Future of land where homeless camp sits is up to property owners | News
PONTE VEDRA, Fla. -- E.J. Wall is a 20-year-old who visits and prays with the homeless in Jacksonville Beach and Ponte Vedra.
"I just preach the gospel and preach love," Wall said humbly.
He used to prayed with Luther -- also known as Lutea -- Hardmon.
"He was a really nice gentleman," Wall said.
Hardmon was the homeless 35-year-old who died after police say his girlfriend, Brenda Muniz, 28, stabbed him in a wooded area just behind the Target shopping center Sunday.
"It used to be a [homeless] camp with tents and thick brush, but now it's a vast open hangout," Wall explained.
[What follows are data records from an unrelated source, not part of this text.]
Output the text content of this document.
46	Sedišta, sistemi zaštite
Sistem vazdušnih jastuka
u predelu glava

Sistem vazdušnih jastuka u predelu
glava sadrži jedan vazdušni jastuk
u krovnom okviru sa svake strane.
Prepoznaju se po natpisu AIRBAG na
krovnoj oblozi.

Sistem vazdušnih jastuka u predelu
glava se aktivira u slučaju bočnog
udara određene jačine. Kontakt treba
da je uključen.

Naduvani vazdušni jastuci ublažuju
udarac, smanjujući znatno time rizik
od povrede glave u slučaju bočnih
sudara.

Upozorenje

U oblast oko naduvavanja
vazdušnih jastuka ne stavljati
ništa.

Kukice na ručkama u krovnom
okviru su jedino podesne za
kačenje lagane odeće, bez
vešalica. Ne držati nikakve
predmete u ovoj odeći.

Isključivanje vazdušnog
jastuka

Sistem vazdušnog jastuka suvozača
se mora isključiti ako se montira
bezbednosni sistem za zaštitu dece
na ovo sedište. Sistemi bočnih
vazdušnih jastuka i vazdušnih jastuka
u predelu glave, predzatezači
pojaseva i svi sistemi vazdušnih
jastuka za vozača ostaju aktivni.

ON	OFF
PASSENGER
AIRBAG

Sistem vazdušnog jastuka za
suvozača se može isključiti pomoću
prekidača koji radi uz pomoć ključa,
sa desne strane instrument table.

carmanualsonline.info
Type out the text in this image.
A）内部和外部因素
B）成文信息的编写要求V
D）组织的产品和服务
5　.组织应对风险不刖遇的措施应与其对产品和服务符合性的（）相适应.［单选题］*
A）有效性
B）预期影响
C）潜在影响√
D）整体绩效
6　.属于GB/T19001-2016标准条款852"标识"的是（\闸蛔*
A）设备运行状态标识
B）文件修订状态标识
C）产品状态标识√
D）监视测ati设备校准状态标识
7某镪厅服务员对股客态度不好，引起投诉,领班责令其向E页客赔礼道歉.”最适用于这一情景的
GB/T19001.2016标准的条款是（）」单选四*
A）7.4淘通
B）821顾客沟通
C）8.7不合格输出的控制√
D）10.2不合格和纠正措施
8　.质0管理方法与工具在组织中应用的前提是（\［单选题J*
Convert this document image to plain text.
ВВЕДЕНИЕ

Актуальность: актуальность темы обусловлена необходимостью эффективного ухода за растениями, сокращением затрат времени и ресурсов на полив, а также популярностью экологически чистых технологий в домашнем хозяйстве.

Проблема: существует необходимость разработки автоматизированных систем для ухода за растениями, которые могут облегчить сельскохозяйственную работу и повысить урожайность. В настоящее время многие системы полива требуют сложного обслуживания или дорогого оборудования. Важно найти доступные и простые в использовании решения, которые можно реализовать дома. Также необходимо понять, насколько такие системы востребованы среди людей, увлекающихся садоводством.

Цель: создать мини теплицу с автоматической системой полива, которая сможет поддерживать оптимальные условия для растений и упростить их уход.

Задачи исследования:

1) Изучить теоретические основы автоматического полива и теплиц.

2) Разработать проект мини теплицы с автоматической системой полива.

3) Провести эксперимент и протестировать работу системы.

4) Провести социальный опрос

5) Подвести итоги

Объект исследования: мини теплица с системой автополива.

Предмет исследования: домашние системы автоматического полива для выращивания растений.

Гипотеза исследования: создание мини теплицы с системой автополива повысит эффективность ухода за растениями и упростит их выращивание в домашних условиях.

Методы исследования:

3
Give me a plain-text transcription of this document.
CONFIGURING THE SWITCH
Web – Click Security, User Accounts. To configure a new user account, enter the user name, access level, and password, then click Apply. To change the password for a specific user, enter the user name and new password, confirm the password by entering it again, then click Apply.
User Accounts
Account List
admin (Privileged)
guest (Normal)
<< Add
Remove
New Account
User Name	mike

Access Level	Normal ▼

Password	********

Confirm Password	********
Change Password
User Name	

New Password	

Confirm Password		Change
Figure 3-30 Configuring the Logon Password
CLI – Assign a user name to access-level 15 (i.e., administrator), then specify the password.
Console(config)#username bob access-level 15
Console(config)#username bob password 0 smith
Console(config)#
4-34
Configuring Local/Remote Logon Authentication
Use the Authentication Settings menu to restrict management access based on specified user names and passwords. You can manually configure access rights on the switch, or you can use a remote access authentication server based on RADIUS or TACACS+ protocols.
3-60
Some of it is still wooded.
According to our research, the landowners of the six-acre parcel behind the shopping center are Southeastern Property and Perry Family Properties.
According to a public records search, Southeastern Property is managed by Toney Sleiman of Jacksonville and Perry Family Properties is made up of family members who live out of town.
Eva Zwack is with Perry Family Properties. On the phone Tuesday, she told First Coast News she knew there had been homeless people around the property in the past.
She also said there is a lawsuit between her family and Sleiman over creating a partition line on the property. Zwack said that as far as doing anything with the homeless on the property, "our hands are tied" because of the ongoing lawsuit.
FCN tried to reach Sleiman for comment, but did not hear back from him.
For now, police say they can't go onto the property without the owners' permission to tell the homeless they are trespassing.
So it appears the land -- for now -- will remain the way it is.
Wall described it as "an area for [homeless people] to hang out really."
Corporal Catherine Payne with the St. Johns County Sheriff's Office said homeless camps do not necessarily have more criminal activity. However, she said when a crime occurs within or near homeless camps, it grabs the public's attention.
While praying with and getting to know the homeless here, Wall said he's learned something he wants others to know.
"They're relatively really nice people. I've hung out with them. As most people do, they have their moments."